Wednesday, December 10, 2008

Productivity Tip: Fail Quickly, Succeed Quickly

Ugh, I'm in a bad spot. We're shoring up a release and I'm helping our testers with their regression tests. We're now running all the old test cases from the earlier iterations. Expectedly, some of the older test cases are failing. My job is to provide some explanations as to why the test cases are failing. It's been going well, until today.

I hit a really bad set of tests. The thing about these tests is they take a long time to run and a long time to fail. Oh, they're brimming with NullPointerExceptions that are caused by some bad assumptions that were made about 6 months ago. Fixing the NPEs is no big deal, but finding them is taking progressively longer. When I started this morning I could get to the next NPE in a few minutes. Now we're taking a good 20 minutes. I think the whole test case should take about 25 minutes to run, so we can't be too far away.

The good news, we have excellent coverage of all our test cases. The bad news, when I start a test case I have a 15+ minute void of time where I'm waiting for the next thing to do. I'm filling the void by helping my teammates with their issues, but the voids remind me of a dangerous programming rut I've found--time voids.

Time voids are the things that regularly block a programmer from doing their work. The most dangerous ones to me are development environments that take a long time to set up and require frequent setups.

When I do development I try to iterate through a cycle of setting up a test case for what I want to do, validate that the test case doesn't currently work, writing just enough code to get the case to work, and then validating that it works.

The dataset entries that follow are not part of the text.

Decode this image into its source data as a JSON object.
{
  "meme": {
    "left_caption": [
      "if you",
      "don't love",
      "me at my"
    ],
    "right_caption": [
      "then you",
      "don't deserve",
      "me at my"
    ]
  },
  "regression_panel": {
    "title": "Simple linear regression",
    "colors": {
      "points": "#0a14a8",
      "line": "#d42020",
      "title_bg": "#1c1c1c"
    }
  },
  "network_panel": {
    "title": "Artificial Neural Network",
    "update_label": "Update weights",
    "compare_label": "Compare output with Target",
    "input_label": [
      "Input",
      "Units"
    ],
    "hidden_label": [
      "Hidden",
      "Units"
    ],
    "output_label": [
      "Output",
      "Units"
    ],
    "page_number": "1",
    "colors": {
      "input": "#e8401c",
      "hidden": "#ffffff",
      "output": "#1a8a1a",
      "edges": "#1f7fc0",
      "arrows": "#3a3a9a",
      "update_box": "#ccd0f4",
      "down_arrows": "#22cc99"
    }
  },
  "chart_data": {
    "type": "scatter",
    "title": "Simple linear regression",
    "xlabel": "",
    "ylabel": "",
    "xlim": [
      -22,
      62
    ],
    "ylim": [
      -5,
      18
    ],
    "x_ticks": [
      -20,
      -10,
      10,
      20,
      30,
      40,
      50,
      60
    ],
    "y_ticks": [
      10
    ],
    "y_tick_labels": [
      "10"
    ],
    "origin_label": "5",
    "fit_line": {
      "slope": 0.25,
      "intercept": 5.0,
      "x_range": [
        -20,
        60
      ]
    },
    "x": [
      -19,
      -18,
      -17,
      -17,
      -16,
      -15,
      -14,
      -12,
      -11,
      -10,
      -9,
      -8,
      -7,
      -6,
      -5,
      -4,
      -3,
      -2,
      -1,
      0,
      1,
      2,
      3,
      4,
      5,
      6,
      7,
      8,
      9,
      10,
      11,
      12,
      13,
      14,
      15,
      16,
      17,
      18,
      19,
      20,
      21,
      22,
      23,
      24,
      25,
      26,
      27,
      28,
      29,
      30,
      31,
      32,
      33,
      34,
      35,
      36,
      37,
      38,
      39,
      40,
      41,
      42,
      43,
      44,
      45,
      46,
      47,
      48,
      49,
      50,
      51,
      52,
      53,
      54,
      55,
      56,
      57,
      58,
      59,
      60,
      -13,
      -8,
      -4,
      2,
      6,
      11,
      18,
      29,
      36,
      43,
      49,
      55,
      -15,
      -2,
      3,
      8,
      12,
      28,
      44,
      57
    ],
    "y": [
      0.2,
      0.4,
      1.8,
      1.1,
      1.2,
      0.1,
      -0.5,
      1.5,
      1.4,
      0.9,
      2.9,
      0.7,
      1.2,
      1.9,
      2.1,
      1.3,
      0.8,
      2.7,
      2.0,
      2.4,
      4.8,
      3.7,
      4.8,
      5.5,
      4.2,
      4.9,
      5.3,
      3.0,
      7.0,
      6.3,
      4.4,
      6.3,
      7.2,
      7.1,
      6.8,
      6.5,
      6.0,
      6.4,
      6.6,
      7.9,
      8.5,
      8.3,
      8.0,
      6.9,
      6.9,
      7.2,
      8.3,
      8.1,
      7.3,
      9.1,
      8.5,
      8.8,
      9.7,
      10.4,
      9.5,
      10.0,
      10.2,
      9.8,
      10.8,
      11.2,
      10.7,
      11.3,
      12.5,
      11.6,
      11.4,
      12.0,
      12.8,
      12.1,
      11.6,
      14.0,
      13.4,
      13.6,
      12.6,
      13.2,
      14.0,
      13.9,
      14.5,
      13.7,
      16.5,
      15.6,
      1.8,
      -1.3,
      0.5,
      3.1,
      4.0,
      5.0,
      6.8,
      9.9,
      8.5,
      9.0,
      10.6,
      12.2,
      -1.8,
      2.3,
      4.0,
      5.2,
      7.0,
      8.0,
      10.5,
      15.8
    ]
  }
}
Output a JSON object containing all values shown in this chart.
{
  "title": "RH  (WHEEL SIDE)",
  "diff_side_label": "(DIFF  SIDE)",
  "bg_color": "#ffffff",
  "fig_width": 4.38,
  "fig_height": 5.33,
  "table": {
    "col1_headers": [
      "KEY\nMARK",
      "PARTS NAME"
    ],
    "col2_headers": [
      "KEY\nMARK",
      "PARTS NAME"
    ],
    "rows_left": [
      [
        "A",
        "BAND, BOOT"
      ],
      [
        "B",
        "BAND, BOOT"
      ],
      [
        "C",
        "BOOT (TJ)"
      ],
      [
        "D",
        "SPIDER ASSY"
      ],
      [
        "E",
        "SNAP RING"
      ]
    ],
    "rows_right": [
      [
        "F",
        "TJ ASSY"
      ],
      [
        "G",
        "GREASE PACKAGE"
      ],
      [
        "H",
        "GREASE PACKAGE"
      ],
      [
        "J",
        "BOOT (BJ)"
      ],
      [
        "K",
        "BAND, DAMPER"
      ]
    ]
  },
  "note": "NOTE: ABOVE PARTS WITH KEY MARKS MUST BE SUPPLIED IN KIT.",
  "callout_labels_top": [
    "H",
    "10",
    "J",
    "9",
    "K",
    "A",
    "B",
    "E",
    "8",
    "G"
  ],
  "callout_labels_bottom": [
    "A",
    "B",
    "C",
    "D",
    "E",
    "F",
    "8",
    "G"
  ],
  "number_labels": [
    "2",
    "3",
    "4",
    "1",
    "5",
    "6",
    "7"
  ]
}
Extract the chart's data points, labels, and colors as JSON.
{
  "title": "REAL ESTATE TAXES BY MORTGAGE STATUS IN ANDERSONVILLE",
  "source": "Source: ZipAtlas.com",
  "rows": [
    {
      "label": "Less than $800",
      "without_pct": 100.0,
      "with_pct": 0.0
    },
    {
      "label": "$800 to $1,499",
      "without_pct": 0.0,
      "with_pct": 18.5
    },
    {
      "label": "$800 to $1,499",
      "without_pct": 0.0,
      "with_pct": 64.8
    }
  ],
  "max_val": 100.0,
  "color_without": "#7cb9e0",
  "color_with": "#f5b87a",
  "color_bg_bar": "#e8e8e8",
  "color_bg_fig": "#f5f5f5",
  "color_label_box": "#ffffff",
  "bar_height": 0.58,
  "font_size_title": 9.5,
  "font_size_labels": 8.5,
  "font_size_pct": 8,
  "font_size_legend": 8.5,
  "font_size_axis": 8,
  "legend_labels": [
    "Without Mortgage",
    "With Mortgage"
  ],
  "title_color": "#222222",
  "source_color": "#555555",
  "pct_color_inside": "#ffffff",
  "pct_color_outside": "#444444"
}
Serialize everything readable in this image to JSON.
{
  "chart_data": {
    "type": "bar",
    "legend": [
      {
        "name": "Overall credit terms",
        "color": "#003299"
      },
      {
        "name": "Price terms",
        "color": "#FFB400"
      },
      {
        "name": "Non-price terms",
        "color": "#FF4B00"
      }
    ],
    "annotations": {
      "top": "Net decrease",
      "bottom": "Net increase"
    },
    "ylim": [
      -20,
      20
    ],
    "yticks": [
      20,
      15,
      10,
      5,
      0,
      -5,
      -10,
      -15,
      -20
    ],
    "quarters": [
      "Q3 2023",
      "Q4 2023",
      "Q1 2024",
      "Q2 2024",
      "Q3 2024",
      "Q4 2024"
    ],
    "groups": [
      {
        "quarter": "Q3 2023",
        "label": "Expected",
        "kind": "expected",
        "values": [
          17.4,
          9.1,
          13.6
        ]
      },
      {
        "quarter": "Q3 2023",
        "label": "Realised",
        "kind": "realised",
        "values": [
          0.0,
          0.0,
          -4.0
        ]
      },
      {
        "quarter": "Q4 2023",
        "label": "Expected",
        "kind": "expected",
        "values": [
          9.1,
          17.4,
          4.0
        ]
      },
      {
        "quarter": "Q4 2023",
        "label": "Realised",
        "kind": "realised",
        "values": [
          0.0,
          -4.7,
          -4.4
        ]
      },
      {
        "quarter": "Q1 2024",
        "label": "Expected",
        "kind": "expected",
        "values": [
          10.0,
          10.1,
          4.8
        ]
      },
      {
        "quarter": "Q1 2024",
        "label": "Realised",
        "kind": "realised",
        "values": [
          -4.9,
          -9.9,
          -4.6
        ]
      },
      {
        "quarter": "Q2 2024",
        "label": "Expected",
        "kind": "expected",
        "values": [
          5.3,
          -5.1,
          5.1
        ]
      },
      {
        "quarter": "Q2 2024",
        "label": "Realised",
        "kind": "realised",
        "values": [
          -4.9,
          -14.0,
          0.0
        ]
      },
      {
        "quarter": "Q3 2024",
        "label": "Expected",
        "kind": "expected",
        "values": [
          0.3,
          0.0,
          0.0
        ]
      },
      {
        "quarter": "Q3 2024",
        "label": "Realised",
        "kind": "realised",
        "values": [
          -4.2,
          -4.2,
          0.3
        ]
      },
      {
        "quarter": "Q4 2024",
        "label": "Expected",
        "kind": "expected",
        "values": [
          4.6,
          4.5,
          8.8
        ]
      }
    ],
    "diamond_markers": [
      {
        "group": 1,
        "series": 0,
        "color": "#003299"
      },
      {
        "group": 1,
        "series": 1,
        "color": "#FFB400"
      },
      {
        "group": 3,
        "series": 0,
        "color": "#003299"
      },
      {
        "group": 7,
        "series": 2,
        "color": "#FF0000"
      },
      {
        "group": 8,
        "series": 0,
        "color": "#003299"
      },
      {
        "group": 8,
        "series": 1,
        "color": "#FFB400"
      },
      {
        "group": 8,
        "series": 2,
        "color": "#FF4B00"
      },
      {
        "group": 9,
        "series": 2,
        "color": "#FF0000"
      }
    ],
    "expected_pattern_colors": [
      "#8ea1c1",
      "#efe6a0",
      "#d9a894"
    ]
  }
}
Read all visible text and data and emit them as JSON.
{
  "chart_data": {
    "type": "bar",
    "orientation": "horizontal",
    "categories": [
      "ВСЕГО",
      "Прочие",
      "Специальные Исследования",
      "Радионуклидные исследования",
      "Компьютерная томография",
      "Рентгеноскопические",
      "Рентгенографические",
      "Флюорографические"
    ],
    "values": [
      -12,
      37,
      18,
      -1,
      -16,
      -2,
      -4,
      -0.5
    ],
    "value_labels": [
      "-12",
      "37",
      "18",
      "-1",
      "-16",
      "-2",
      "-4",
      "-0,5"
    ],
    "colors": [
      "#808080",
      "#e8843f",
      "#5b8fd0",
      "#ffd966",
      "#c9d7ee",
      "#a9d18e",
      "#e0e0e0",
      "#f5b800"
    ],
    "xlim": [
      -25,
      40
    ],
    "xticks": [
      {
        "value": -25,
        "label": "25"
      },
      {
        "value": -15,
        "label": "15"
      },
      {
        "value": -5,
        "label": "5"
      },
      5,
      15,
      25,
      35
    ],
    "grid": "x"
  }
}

Time voids come in when a workstation takes a long time to perform one of those steps, usually it happens when an environment is being rebuilt or a server is starting up.

Ideally, I'd love to have those necessary delays take a few seconds. Unfortunately, there are times when those delays are minutes if not tens of minutes. That's a productivity killer. The biggest problem with a regular delay is everything you do becomes very expensive. Trying out an idea doesn't take a couple of minutes, instead it might be half an hour. It might cost a day.

What do you do in the time when you're waiting for your system to catch up? You can wipe out your administrative work, clean up your documentation, read documentation, work with others. Probably the best thing you could do is figure out how to eliminate the time voids and get to an environment where failure comes quickly.

Ah, nothing prepares the pallet for the taste of success like the sweet smell of swift failure.